First Lady, Fashion Icon? Or Pretty in Plaid? Details in new non-fiction!
FICTION
Stone's Fall
By Iain Pears
An intricate yet panoramic historical novel with plenty of spy-versus-spy crime capers at its core, Stone’s Fall is Iain Pears in a return to form for the author of the impressive 1998 bestseller An Instance of the Fingerpost. In an erudite, witty, and always enjoyable delving into the world of international espionage, arms dealing, financial dalliances, and other double-dealings of the ever-deceitful, an ex-reporter attends the funeral of an elderly widow. A solicitor approaches him and hands him a packet of papers that were to be delivered to him only after the woman's death. Reading them takes him back to events never forgotten. In 1909, industrialist/arms seller John Stone fell to his death from the window of his study, leaving an inheritance to an unknown daughter.

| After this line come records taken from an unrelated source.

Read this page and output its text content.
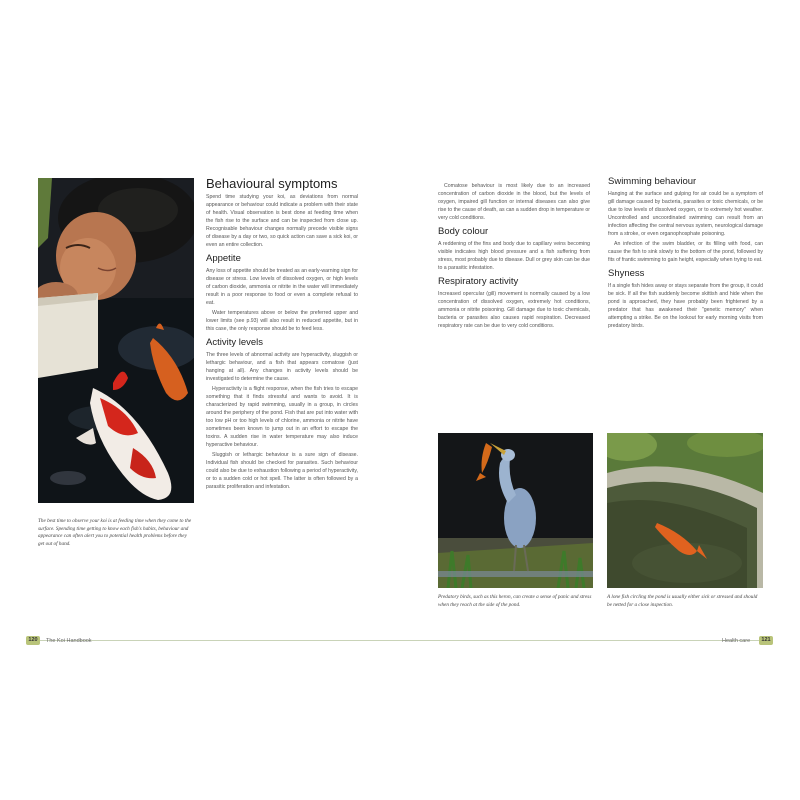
The best time to observe your koi is at feeding time when they come to the surface. Spending time getting to know each fish's habits, behaviour and appearance can often alert you to potential health problems before they get out of hand.
Behavioural symptoms

Spend time studying your koi, as deviations from normal appearance or behaviour could indicate a problem with their state of health. Visual observation is best done at feeding time when the fish rise to the surface and can be inspected from close up. Recognisable behaviour changes normally precede visible signs of disease by a day or two, so quick action can save a sick koi, or even an entire collection.

Appetite

Any loss of appetite should be treated as an early-warning sign for disease or stress. Low levels of dissolved oxygen, or high levels of carbon dioxide, ammonia or nitrite in the water will immediately result in a poor response to food or even a complete refusal to eat.

Water temperatures above or below the preferred upper and lower limits (see p.93) will also result in reduced appetite, but in this case, the only response should be to feed less.

Activity levels

The three levels of abnormal activity are hyperactivity, sluggish or lethargic behaviour, and a fish that appears comatose (just hanging at all). Any changes in activity levels should be investigated to determine the cause.

Hyperactivity is a flight response, when the fish tries to escape something that it finds stressful and wants to avoid. It is characterized by rapid swimming, usually in a group, in circles around the periphery of the pond. Fish that are put into water with too low pH or too high levels of chlorine, ammonia or nitrite have sometimes been known to jump out in an effort to escape the toxins. A sudden rise in water temperature may also induce hyperactive behaviour.

Sluggish or lethargic behaviour is a sure sign of disease. Individual fish should be checked for parasites. Such behaviour could also be due to exhaustion following a period of hyperactivity, or to a sudden cold or hot spell. The latter is often followed by a parasitic proliferation and infestation.

Comatose behaviour is most likely due to an increased concentration of carbon dioxide in the blood, but the levels of oxygen, impaired gill function or internal diseases can also give rise to the cause of death, as can a sudden drop in temperature or very cold conditions.

Body colour

A reddening of the fins and body due to capillary veins becoming visible indicates high blood pressure and a fish suffering from stress, most probably due to disease. Dull or grey skin can be due to a parasitic infestation.

Respiratory activity

Increased opercular (gill) movement is normally caused by a low concentration of dissolved oxygen, extremely hot conditions, ammonia or nitrite poisoning. Gill damage due to toxic chemicals, bacteria or parasites also causes rapid respiration. Decreased respiratory rate can be due to very cold conditions.

Swimming behaviour

Hanging at the surface and gulping for air could be a symptom of gill damage caused by bacteria, parasites or toxic chemicals, or be due to low levels of dissolved oxygen, or to extremely hot weather. Uncontrolled and uncoordinated swimming can result from an infection affecting the central nervous system, neurological damage from a stroke, or even organophosphate poisoning.

An infection of the swim bladder, or its filling with food, can cause the fish to sink slowly to the bottom of the pond, followed by fits of frantic swimming to gain height, especially when trying to eat.

Shyness

If a single fish hides away or stays separate from the group, it could be sick. If all the fish suddenly become skittish and hide when the pond is approached, they have probably been frightened by a predator that has awakened their "genetic memory" when attempting a strike. Be on the lookout for early morning visits from predatory birds.

Predatory birds, such as this heron, can create a sense of panic and stress when they reach at the side of the pond.
A lone fish circling the pond is usually either sick or stressed and should be netted for a close inspection.
120	The Koi Handbook	Health care	121
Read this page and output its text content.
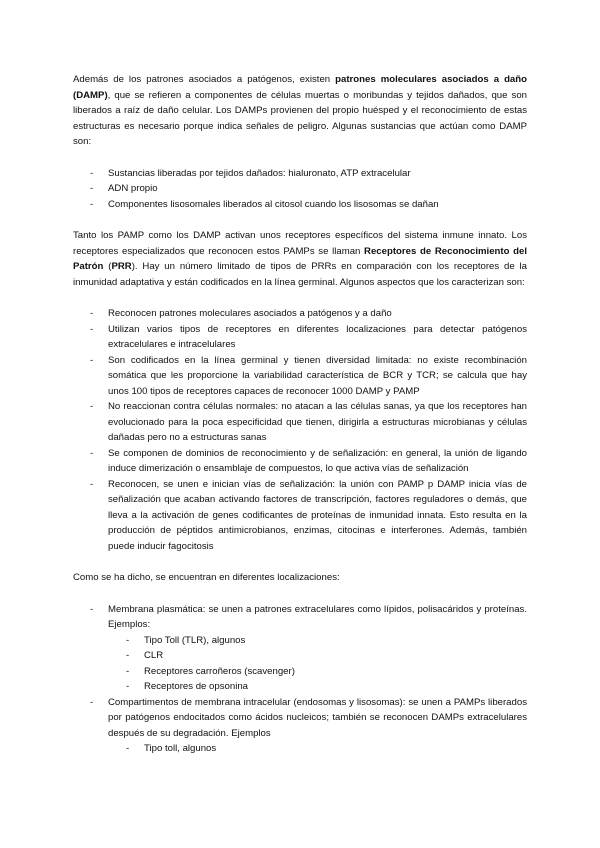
Además de los patrones asociados a patógenos, existen patrones moleculares asociados a daño (DAMP), que se refieren a componentes de células muertas o moribundas y tejidos dañados, que son liberados a raíz de daño celular. Los DAMPs provienen del propio huésped y el reconocimiento de estas estructuras es necesario porque indica señales de peligro. Algunas sustancias que actúan como DAMP son:

- Sustancias liberadas por tejidos dañados: hialuronato, ATP extracelular
- ADN propio
- Componentes lisosomales liberados al citosol cuando los lisosomas se dañan

Tanto los PAMP como los DAMP activan unos receptores específicos del sistema inmune innato. Los receptores especializados que reconocen estos PAMPs se llaman Receptores de Reconocimiento del Patrón (PRR). Hay un número limitado de tipos de PRRs en comparación con los receptores de la inmunidad adaptativa y están codificados en la línea germinal. Algunos aspectos que los caracterizan son:

- Reconocen patrones moleculares asociados a patógenos y a daño
- Utilizan varios tipos de receptores en diferentes localizaciones para detectar patógenos extracelulares e intracelulares
- Son codificados en la línea germinal y tienen diversidad limitada: no existe recombinación somática que les proporcione la variabilidad característica de BCR y TCR; se calcula que hay unos 100 tipos de receptores capaces de reconocer 1000 DAMP y PAMP
- No reaccionan contra células normales: no atacan a las células sanas, ya que los receptores han evolucionado para la poca especificidad que tienen, dirigirla a estructuras microbianas y células dañadas pero no a estructuras sanas
- Se componen de dominios de reconocimiento y de señalización: en general, la unión de ligando induce dimerización o ensamblaje de compuestos, lo que activa vías de señalización
- Reconocen, se unen e inician vías de señalización: la unión con PAMP p DAMP inicia vías de señalización que acaban activando factores de transcripción, factores reguladores o demás, que lleva a la activación de genes codificantes de proteínas de inmunidad innata. Esto resulta en la producción de péptidos antimicrobianos, enzimas, citocinas e interferones. Además, también puede inducir fagocitosis

Como se ha dicho, se encuentran en diferentes localizaciones:

- Membrana plasmática: se unen a patrones extracelulares como lípidos, polisacáridos y proteínas. Ejemplos:
- Tipo Toll (TLR), algunos
- CLR
- Receptores carroñeros (scavenger)
- Receptores de opsonina
- Compartimentos de membrana intracelular (endosomas y lisosomas): se unen a PAMPs liberados por patógenos endocitados como ácidos nucleicos; también se reconocen DAMPs extracelulares después de su degradación. Ejemplos
- Tipo toll, algunos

His widow asked the young reporter to find the daughter, setting him on a search that alters his life. Back through time the story goes — London 1909, Paris 1890, Venice 1867 — with surprising disclosures at every turn. The further you read, the more complex this essentially old-fashioned novel is until everything falls together in the final pages of the promising Stone's Fall.

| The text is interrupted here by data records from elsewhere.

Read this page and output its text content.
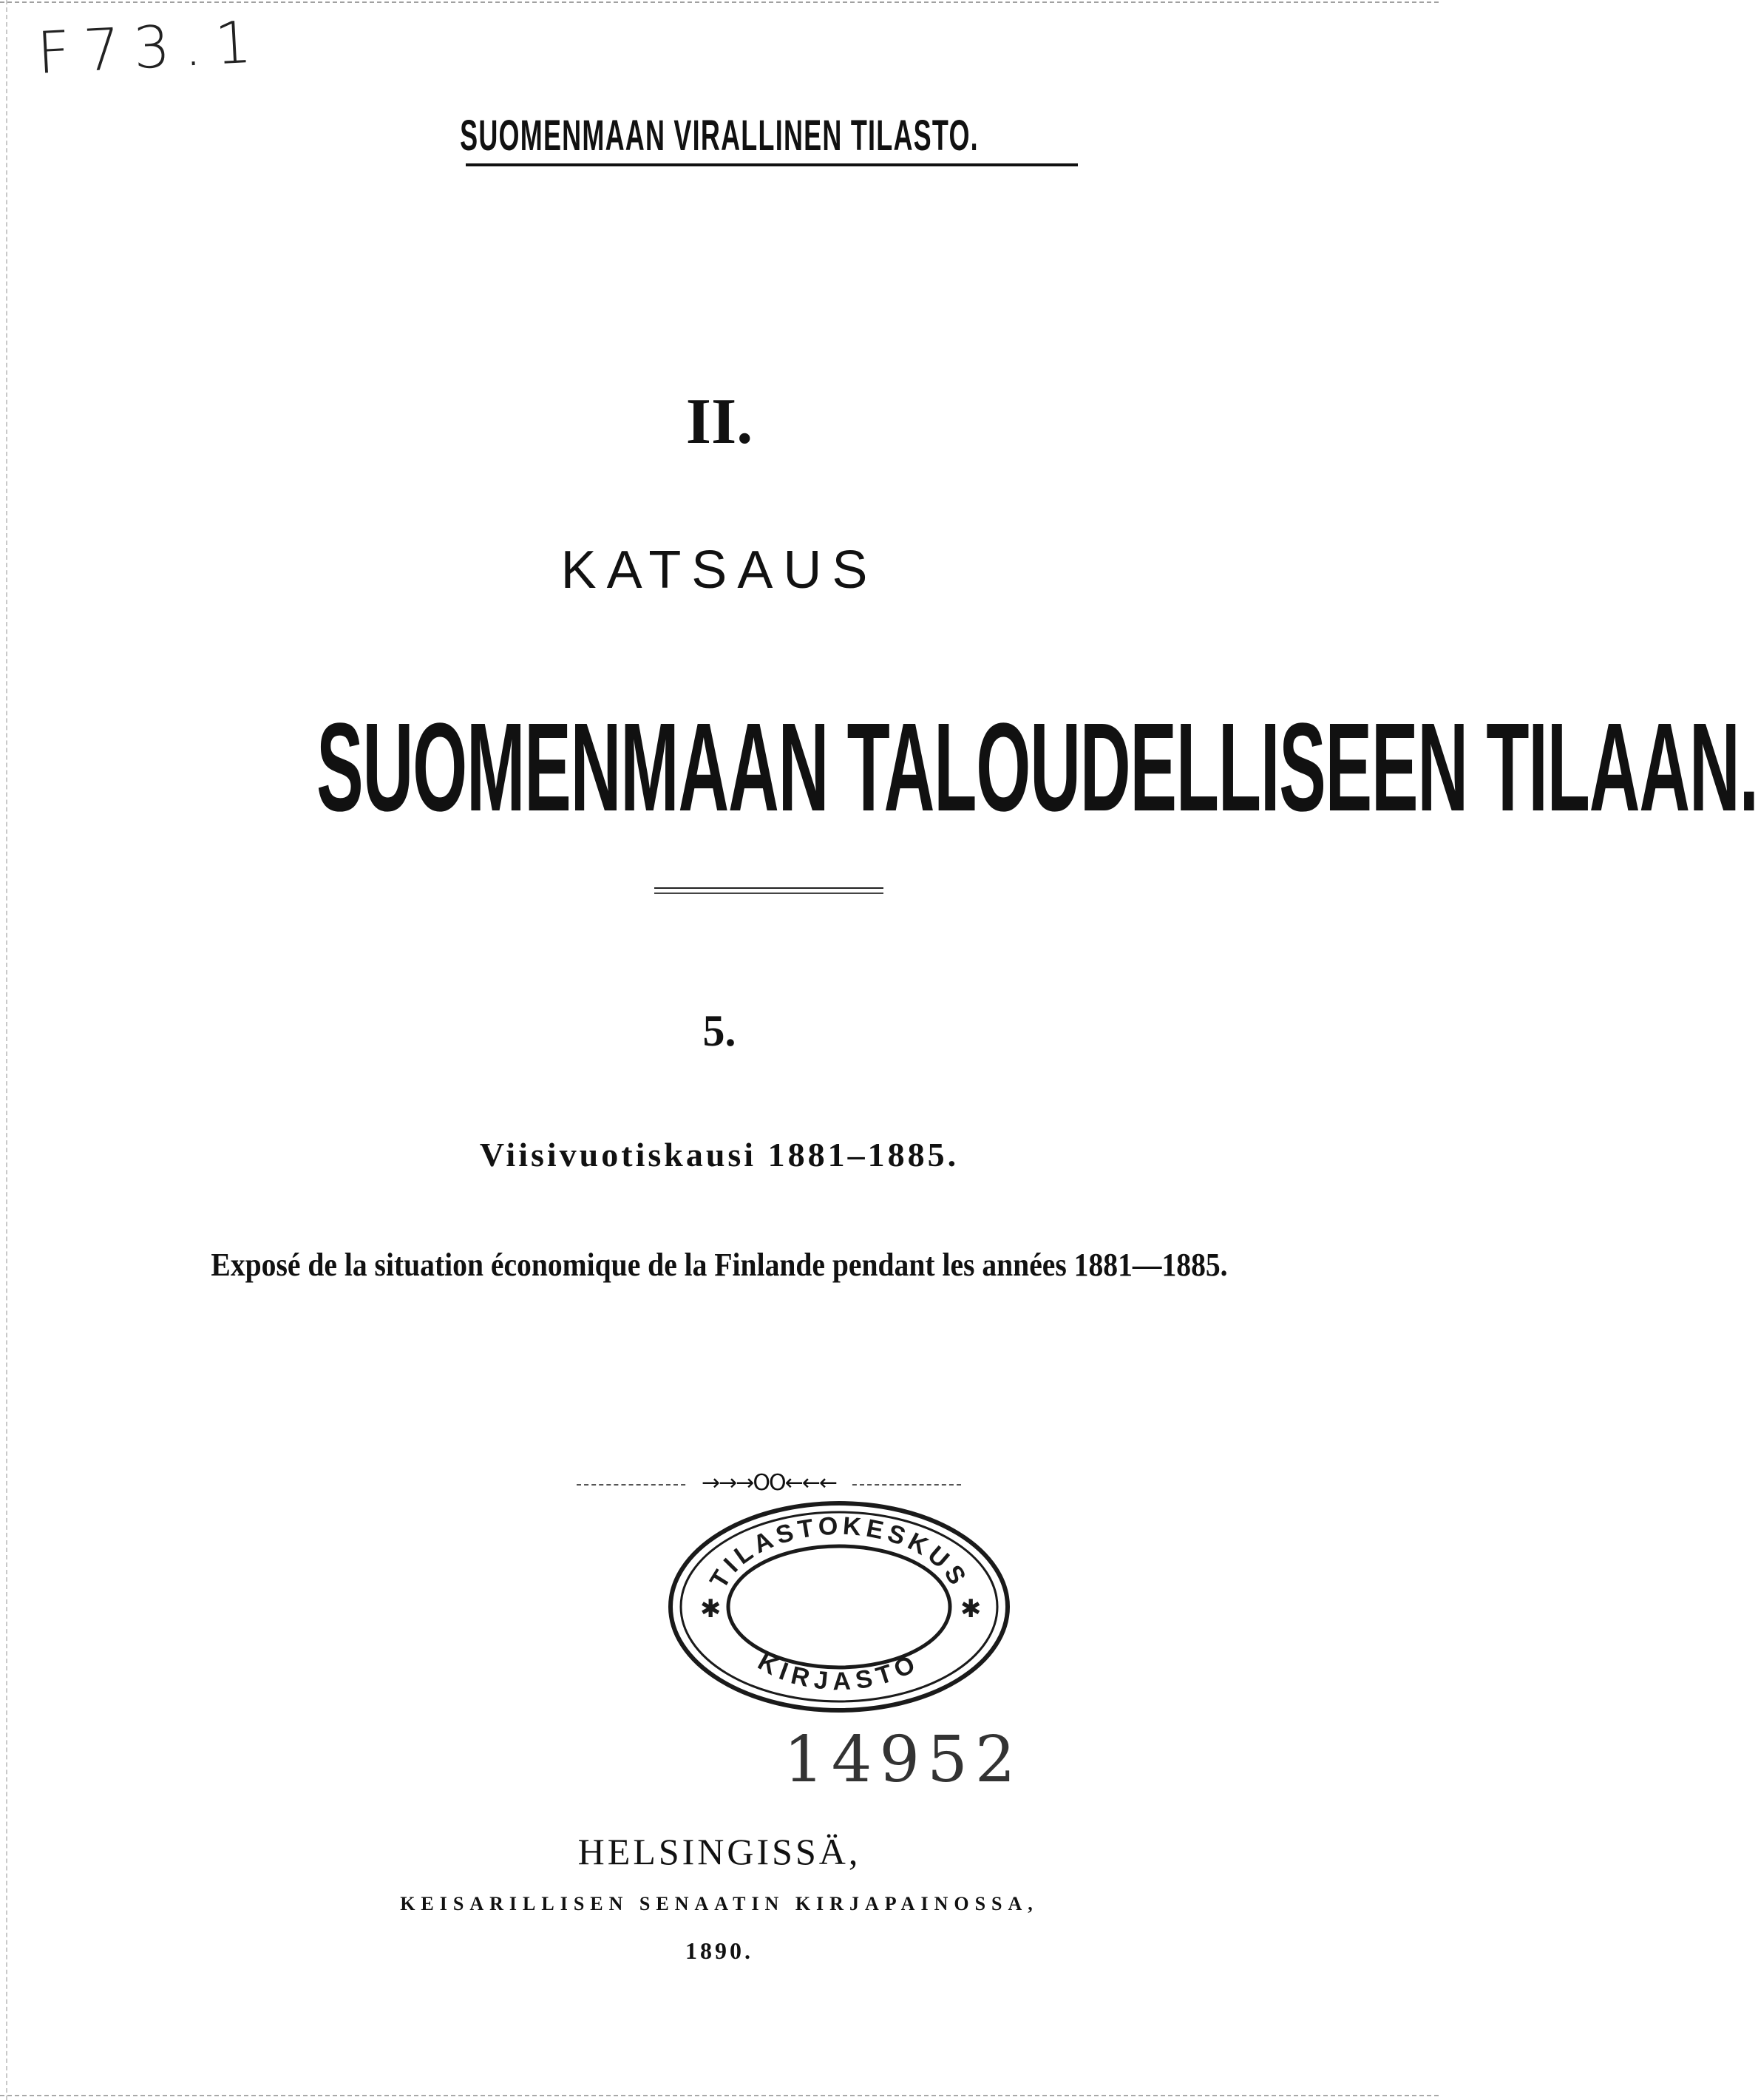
F73.1
SUOMENMAAN VIRALLINEN TILASTO.
II.
KATSAUS
SUOMENMAAN TALOUDELLISEEN TILAAN.
5.
Viisivuotiskausi 1881–1885.
Exposé de la situation économique de la Finlande pendant les années 1881—1885.
→→→OO←←←
TILASTOKESKUS
KIRJASTO
✱	✱
14952
HELSINGISSÄ,
KEISARILLISEN SENAATIN KIRJAPAINOSSA,
1890.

The Wildwater Walking Club
By Claire Cook
Dark Places
By Gillian Flynn
Dead and Gone (Sookie Stackhouse / Southern Vampire Series #9)
By Charlaine Harris
The Selected Works of T.S. Spivet
By Reif Larsen
Pygmy
By Chuck Palahniuk
Brimstone (Virgil Cole and Everett Hitch Series #3)
By Robert B. Parker
The Legend of Sigurd and Gudrun
By J.R.R. Tolkien
NON-FICTION
Paul Newman: A Life
By Shawn Levy
Piercing blues eyes in incisive black and white: Film critic and pop culture historian Shawn Levy paints the Oscar-winning actor in Paul Newman: A Life in definitive detail as an accomplished superstar who achieved his status by playing charming renegades, has-been heroes, and endearing antiheroes in such venerated films as The Hustler, Cool Hand Luke, Butch Cassidy and the Sundance Kid, The Verdict, and Nobody’s Fool. But Newman was also a rarity in Hollywood: the box-office draw who cared about acting as a craft, the sexy leading man known for his long marriage, and the humble celebrity known for his philanthropy - not to mention his political causes, auto racing, and gourmet food business. Levy doesn’t neglect such Newman shortcomings as his drawbacks as a father and a husband. It wasn’t all blue skies, of course. But it was what makes up A Life.







Article comments
1 - Phillip Winn
New Palahniuk and new guilty pleasure Charlaine Harris in one week? Oh, my.